In September of 2014, she received a dreadful call informing her of the breast cancer diagnosis while standing in the mailroom of Rocky’s student union. The next step was surgery and soon after would be radiation. However, while preparing her for radiation in December of 2014, doctors discovered a tumor in her right lung, seperate from breast cancer. This ceased treatment for the time being and everything became focused on removing the tumor from her lung. During the procedure, the surgeon was unable to find and remove the large tumor despite finding and removing a few smaller ones. She began chemotherapy shortly after which was accompanied by regular CT scans. 

All the while, her husband, Bob, was also facing health-related difficulties of his own. At the age of 16, he was diagnosed with bone cancer, which is known for being extremely aggressive and having low survival rates. Despite the odds, Bob beat cancer and was recovered before meeting Robyn at North Dakota State University in Fargo where they were both attending college. They got married in college and moved to Billings shortly after. Nearly 30 years after his recovery in 2015, Bob began experiencing excruciating pain in his hip and went in for a hip replacement which ended up failing awfully. His hip became infected and caused him to fall terribly ill. They were referred to the Mayo Clinic where he regained his health despite the chronic infection, even currently. 

“It keeps you grounded and you realize what’s important in life,” Robyn says. 

Robyn also began seeing the doctors at Mayo in October of 2015 when they decided to place her back into surgery because the tumor in her lung had actually been growing. At this time, the cancer had also spread to her lymph nodes. The news was delivered to her early in the morning at the hospital. Her husband was not with her at the time so she decided to go for a walk around the hospital as she bore the full weight of this crippling news. After about half an hour of wandering the halls, she came to the conclusion that “just because it spread doesn’t mean it’s a death sentence.”

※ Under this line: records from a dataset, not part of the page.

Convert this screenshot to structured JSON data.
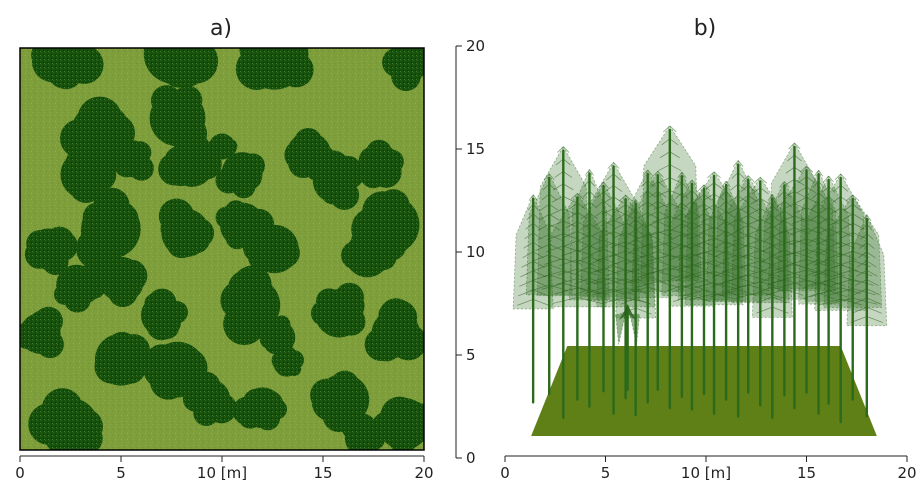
{
  "figure": {
    "panels": [
      {
        "id": "a",
        "title": "a)"
      },
      {
        "id": "b",
        "title": "b)"
      }
    ]
  },
  "colors": {
    "ground": "#7e9d3b",
    "ground_light": "#8aab47",
    "canopy": "#17500d",
    "canopy_dark": "#0f3b08",
    "stem": "#2b6a1b",
    "ground_plane": "#5f7f17",
    "border": "#000000",
    "axis": "#222222"
  },
  "chart_data": [
    {
      "type": "heatmap",
      "title": "a)",
      "description": "Top view of canopy cover (dark) over ground (light green)",
      "xlabel": "[m]",
      "x_ticks": [
        0,
        5,
        10,
        15,
        20
      ],
      "x_tick_labels": [
        "0",
        "5",
        "10 [m]",
        "15",
        "20"
      ],
      "y_ticks": [
        0,
        5,
        10,
        15,
        20
      ],
      "y_tick_labels": [
        "0",
        "5",
        "10",
        "15",
        "20"
      ],
      "y_axis_side": "right",
      "xlim": [
        0,
        20
      ],
      "ylim": [
        0,
        20
      ],
      "crowns": [
        {
          "x": 2.2,
          "y": 19.7,
          "r": 1.6
        },
        {
          "x": 7.6,
          "y": 19.7,
          "r": 1.6
        },
        {
          "x": 12.6,
          "y": 19.5,
          "r": 1.7
        },
        {
          "x": 19.2,
          "y": 19.3,
          "r": 1.1
        },
        {
          "x": 4.0,
          "y": 15.8,
          "r": 1.6
        },
        {
          "x": 7.8,
          "y": 16.5,
          "r": 1.5
        },
        {
          "x": 3.2,
          "y": 13.7,
          "r": 1.3
        },
        {
          "x": 5.5,
          "y": 14.5,
          "r": 1.0
        },
        {
          "x": 8.5,
          "y": 14.2,
          "r": 1.2
        },
        {
          "x": 10.0,
          "y": 15.1,
          "r": 0.7
        },
        {
          "x": 11.0,
          "y": 13.8,
          "r": 1.1
        },
        {
          "x": 14.3,
          "y": 14.7,
          "r": 1.2
        },
        {
          "x": 15.6,
          "y": 13.4,
          "r": 1.2
        },
        {
          "x": 17.8,
          "y": 14.2,
          "r": 1.1
        },
        {
          "x": 4.5,
          "y": 11.0,
          "r": 1.6
        },
        {
          "x": 8.2,
          "y": 10.8,
          "r": 1.3
        },
        {
          "x": 11.0,
          "y": 11.2,
          "r": 1.2
        },
        {
          "x": 12.6,
          "y": 10.0,
          "r": 1.3
        },
        {
          "x": 18.3,
          "y": 11.2,
          "r": 1.6
        },
        {
          "x": 17.2,
          "y": 9.7,
          "r": 1.2
        },
        {
          "x": 1.4,
          "y": 10.0,
          "r": 1.1
        },
        {
          "x": 2.8,
          "y": 8.2,
          "r": 1.1
        },
        {
          "x": 5.0,
          "y": 8.5,
          "r": 1.2
        },
        {
          "x": 7.0,
          "y": 6.7,
          "r": 1.1
        },
        {
          "x": 11.5,
          "y": 7.2,
          "r": 1.5
        },
        {
          "x": 12.8,
          "y": 5.6,
          "r": 0.9
        },
        {
          "x": 15.8,
          "y": 6.8,
          "r": 1.3
        },
        {
          "x": 18.6,
          "y": 5.8,
          "r": 1.3
        },
        {
          "x": 1.0,
          "y": 5.8,
          "r": 1.1
        },
        {
          "x": 5.0,
          "y": 4.5,
          "r": 1.4
        },
        {
          "x": 7.8,
          "y": 4.0,
          "r": 1.5
        },
        {
          "x": 13.2,
          "y": 4.3,
          "r": 0.7
        },
        {
          "x": 9.4,
          "y": 2.5,
          "r": 1.1
        },
        {
          "x": 12.0,
          "y": 2.1,
          "r": 1.1
        },
        {
          "x": 16.0,
          "y": 2.5,
          "r": 1.4
        },
        {
          "x": 19.0,
          "y": 1.3,
          "r": 1.4
        },
        {
          "x": 2.5,
          "y": 1.2,
          "r": 1.5
        },
        {
          "x": 17.0,
          "y": 0.6,
          "r": 1.0
        }
      ]
    },
    {
      "type": "scatter",
      "title": "b)",
      "description": "3D side view of simulated trees on a ground plane",
      "xlabel": "[m]",
      "x_ticks": [
        0,
        5,
        10,
        15,
        20
      ],
      "x_tick_labels": [
        "0",
        "5",
        "10 [m]",
        "15",
        "20"
      ],
      "xlim": [
        0,
        20
      ],
      "trees": [
        {
          "x": 1.4,
          "y_base": 2.4,
          "height": 13.4
        },
        {
          "x": 2.2,
          "y_base": 3.0,
          "height": 14.2
        },
        {
          "x": 2.9,
          "y_base": 1.3,
          "height": 17.5
        },
        {
          "x": 3.6,
          "y_base": 2.6,
          "height": 13.3
        },
        {
          "x": 4.2,
          "y_base": 2.1,
          "height": 15.3
        },
        {
          "x": 4.9,
          "y_base": 3.2,
          "height": 13.5
        },
        {
          "x": 5.4,
          "y_base": 1.6,
          "height": 16.2
        },
        {
          "x": 6.0,
          "y_base": 2.7,
          "height": 13.1
        },
        {
          "x": 6.5,
          "y_base": 1.5,
          "height": 13.9
        },
        {
          "x": 7.1,
          "y_base": 2.4,
          "height": 15.0
        },
        {
          "x": 7.6,
          "y_base": 3.3,
          "height": 14.1
        },
        {
          "x": 8.2,
          "y_base": 2.0,
          "height": 18.2
        },
        {
          "x": 8.8,
          "y_base": 2.8,
          "height": 14.5
        },
        {
          "x": 9.3,
          "y_base": 1.9,
          "height": 14.8
        },
        {
          "x": 9.9,
          "y_base": 3.0,
          "height": 13.5
        },
        {
          "x": 10.4,
          "y_base": 1.6,
          "height": 15.6
        },
        {
          "x": 11.0,
          "y_base": 2.6,
          "height": 14.1
        },
        {
          "x": 11.6,
          "y_base": 1.4,
          "height": 16.5
        },
        {
          "x": 12.1,
          "y_base": 3.1,
          "height": 14.0
        },
        {
          "x": 12.7,
          "y_base": 2.2,
          "height": 14.7
        },
        {
          "x": 13.3,
          "y_base": 1.3,
          "height": 14.4
        },
        {
          "x": 13.9,
          "y_base": 2.9,
          "height": 13.8
        },
        {
          "x": 14.4,
          "y_base": 2.0,
          "height": 17.1
        },
        {
          "x": 15.0,
          "y_base": 3.1,
          "height": 14.6
        },
        {
          "x": 15.6,
          "y_base": 1.6,
          "height": 15.7
        },
        {
          "x": 16.1,
          "y_base": 2.3,
          "height": 14.7
        },
        {
          "x": 16.7,
          "y_base": 1.0,
          "height": 16.0
        },
        {
          "x": 17.3,
          "y_base": 2.6,
          "height": 13.2
        },
        {
          "x": 18.0,
          "y_base": 1.4,
          "height": 13.0
        },
        {
          "x": 6.1,
          "y_base": 3.3,
          "height": 5.5
        }
      ]
    }
  ]
}
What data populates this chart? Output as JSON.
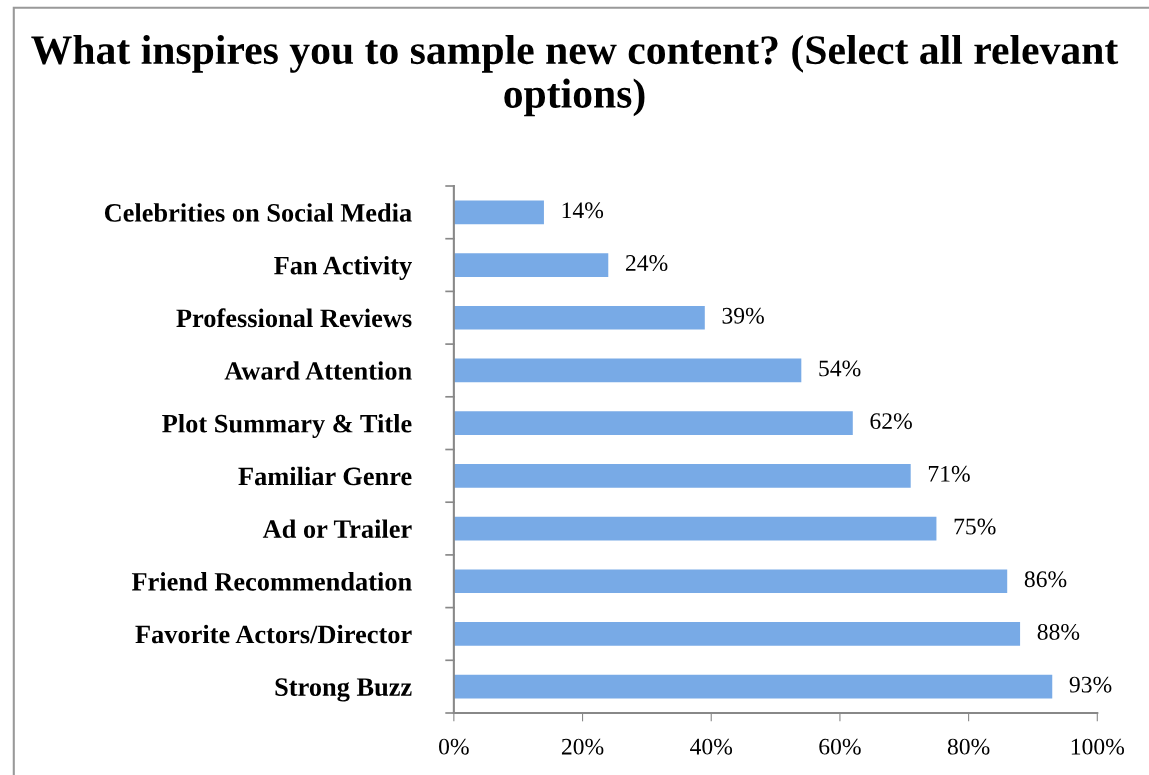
{
  "chart_data": {
    "type": "bar",
    "orientation": "horizontal",
    "title": "What inspires you to sample new content? (Select all relevant options)",
    "categories": [
      "Celebrities on Social Media",
      "Fan Activity",
      "Professional Reviews",
      "Award Attention",
      "Plot Summary & Title",
      "Familiar Genre",
      "Ad or Trailer",
      "Friend Recommendation",
      "Favorite Actors/Director",
      "Strong Buzz"
    ],
    "values": [
      14,
      24,
      39,
      54,
      62,
      71,
      75,
      86,
      88,
      93
    ],
    "value_labels": [
      "14%",
      "24%",
      "39%",
      "54%",
      "62%",
      "71%",
      "75%",
      "86%",
      "88%",
      "93%"
    ],
    "color": "#78aae6",
    "xlim": [
      0,
      100
    ],
    "xticks": [
      {
        "value": 0,
        "label": "0%"
      },
      {
        "value": 20,
        "label": "20%"
      },
      {
        "value": 40,
        "label": "40%"
      },
      {
        "value": 60,
        "label": "60%"
      },
      {
        "value": 80,
        "label": "80%"
      },
      {
        "value": 100,
        "label": "100%"
      }
    ],
    "grid": false,
    "legend": false
  }
}
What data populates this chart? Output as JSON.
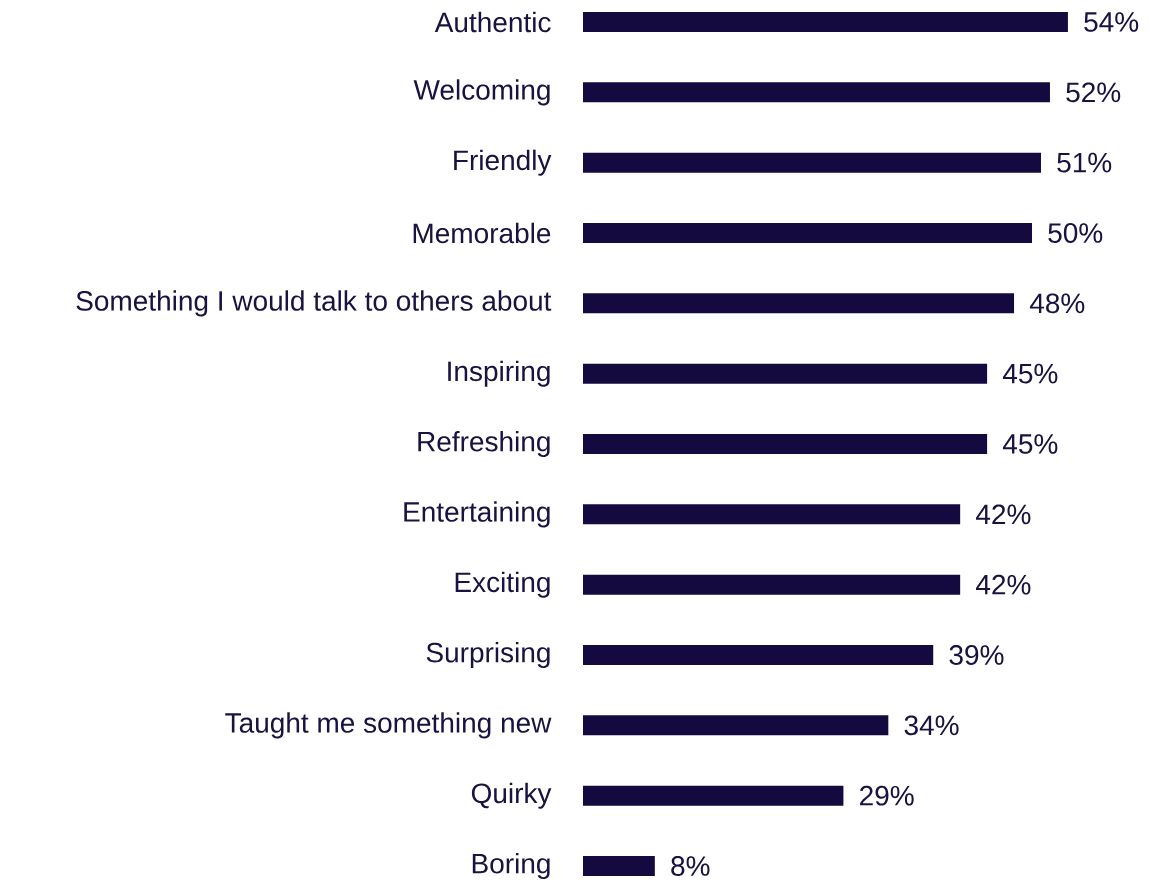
{
  "chart_data": {
    "type": "bar",
    "orientation": "horizontal",
    "color": "#140a40",
    "categories": [
      "Authentic",
      "Welcoming",
      "Friendly",
      "Memorable",
      "Something I would talk to others about",
      "Inspiring",
      "Refreshing",
      "Entertaining",
      "Exciting",
      "Surprising",
      "Taught me something new",
      "Quirky",
      "Boring"
    ],
    "values": [
      54,
      52,
      51,
      50,
      48,
      45,
      45,
      42,
      42,
      39,
      34,
      29,
      8
    ],
    "value_labels": [
      "54%",
      "52%",
      "51%",
      "50%",
      "48%",
      "45%",
      "45%",
      "42%",
      "42%",
      "39%",
      "34%",
      "29%",
      "8%"
    ]
  }
}
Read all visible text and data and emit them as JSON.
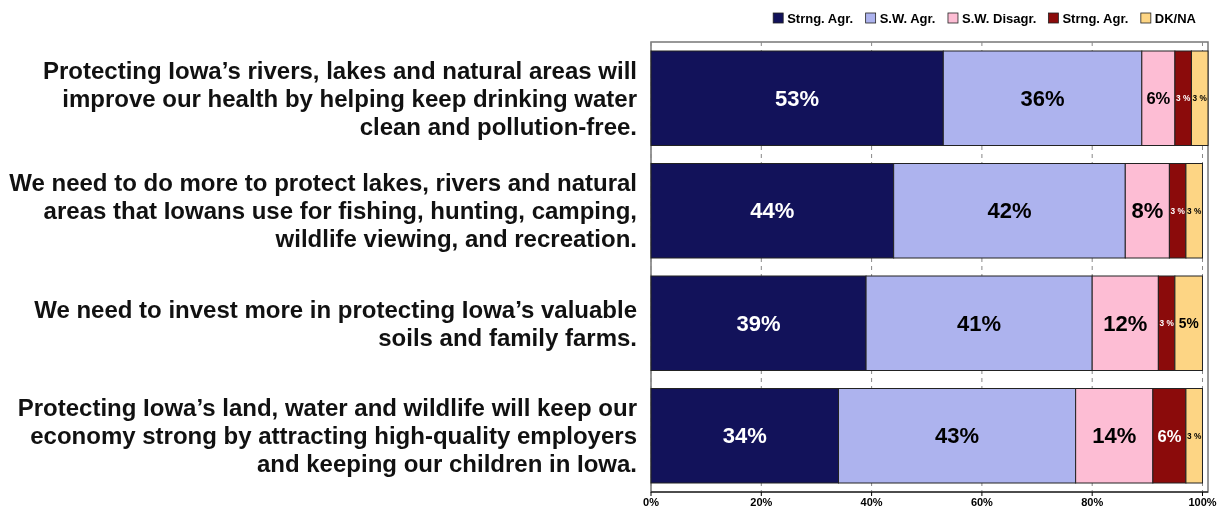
{
  "chart_data": {
    "type": "bar",
    "orientation": "horizontal",
    "stacked": true,
    "categories": [
      "Protecting Iowa’s rivers, lakes and natural areas will improve our health by helping keep drinking water clean and pollution-free.",
      "We need to do more to protect lakes, rivers and natural areas that Iowans use for fishing, hunting, camping, wildlife viewing, and recreation.",
      "We need to invest more in protecting Iowa’s valuable soils and family farms.",
      "Protecting Iowa’s land, water and wildlife will keep our economy strong by attracting high-quality employers and keeping our children in Iowa."
    ],
    "series": [
      {
        "name": "Strng. Agr.",
        "color": "#12125a",
        "values": [
          53,
          44,
          39,
          34
        ],
        "value_labels": [
          "53%",
          "44%",
          "39%",
          "34%"
        ]
      },
      {
        "name": "S.W. Agr.",
        "color": "#adb3ee",
        "values": [
          36,
          42,
          41,
          43
        ],
        "value_labels": [
          "36%",
          "42%",
          "41%",
          "43%"
        ]
      },
      {
        "name": "S.W. Disagr.",
        "color": "#fdbdd4",
        "values": [
          6,
          8,
          12,
          14
        ],
        "value_labels": [
          "6%",
          "8%",
          "12%",
          "14%"
        ]
      },
      {
        "name": "Strng. Agr.",
        "color": "#8b0b0b",
        "values": [
          3,
          3,
          3,
          6
        ],
        "value_labels": [
          "3 %",
          "3 %",
          "3 %",
          "6%"
        ]
      },
      {
        "name": "DK/NA",
        "color": "#fdd584",
        "values": [
          3,
          3,
          5,
          3
        ],
        "value_labels": [
          "3 %",
          "3 %",
          "5%",
          "3 %"
        ]
      }
    ],
    "xlim": [
      0,
      101
    ],
    "xticks": [
      {
        "value": 0,
        "label": "0%"
      },
      {
        "value": 20,
        "label": "20%"
      },
      {
        "value": 40,
        "label": "40%"
      },
      {
        "value": 60,
        "label": "60%"
      },
      {
        "value": 80,
        "label": "80%"
      },
      {
        "value": 100,
        "label": "100%"
      }
    ],
    "grid": "x",
    "legend": "top right"
  }
}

Through all the sickness and heartache, she says that one thing that continues to keep her so determined is the message of the serenity prayer. The prayer states, “God, grant me the serenity to accept the things I cannot change, courage to change the things I can, and wisdom to know the difference.” Robyn acknowledges the fact that there will be things outside of her control and that there is no use in wasting anger and frustration on those things. 

Robyn is an avid runner and as she states, she was “determined to run through all of this,” so one month after the surgery, she began running again. She has run five full marathons and seven half marathons prior to the diagnosis, and she is insistent upon becoming the runner she was before cancer. As of right now, she ran her last marathon two weeks after the first cancer diagnosis. 

She was hit with a strange sickness in March of 2019. A CT scan in May revealed a shattered glass opacity in her lungs, which we now know is what COVID lungs look like. A follow-up appointment nearly three months later showed that her right lung had collapsed onto itself. Despite this, she continued to teach with a collapsed lung in August of 2019, which caused her to be very short of breath. Doctors informed her that the best course of action would be to remove her lung to avoid infection.

Robyn continues to stay active by consistently running and pushing herself every day. Due to an ongoing battle to keep up her health, Robyn is unable to be on campus as she is extremely high risk. While the students miss her dearly, it is also understood that her health and safety must be prioritized. However, we are counting down the days until she is able to return to online teaching.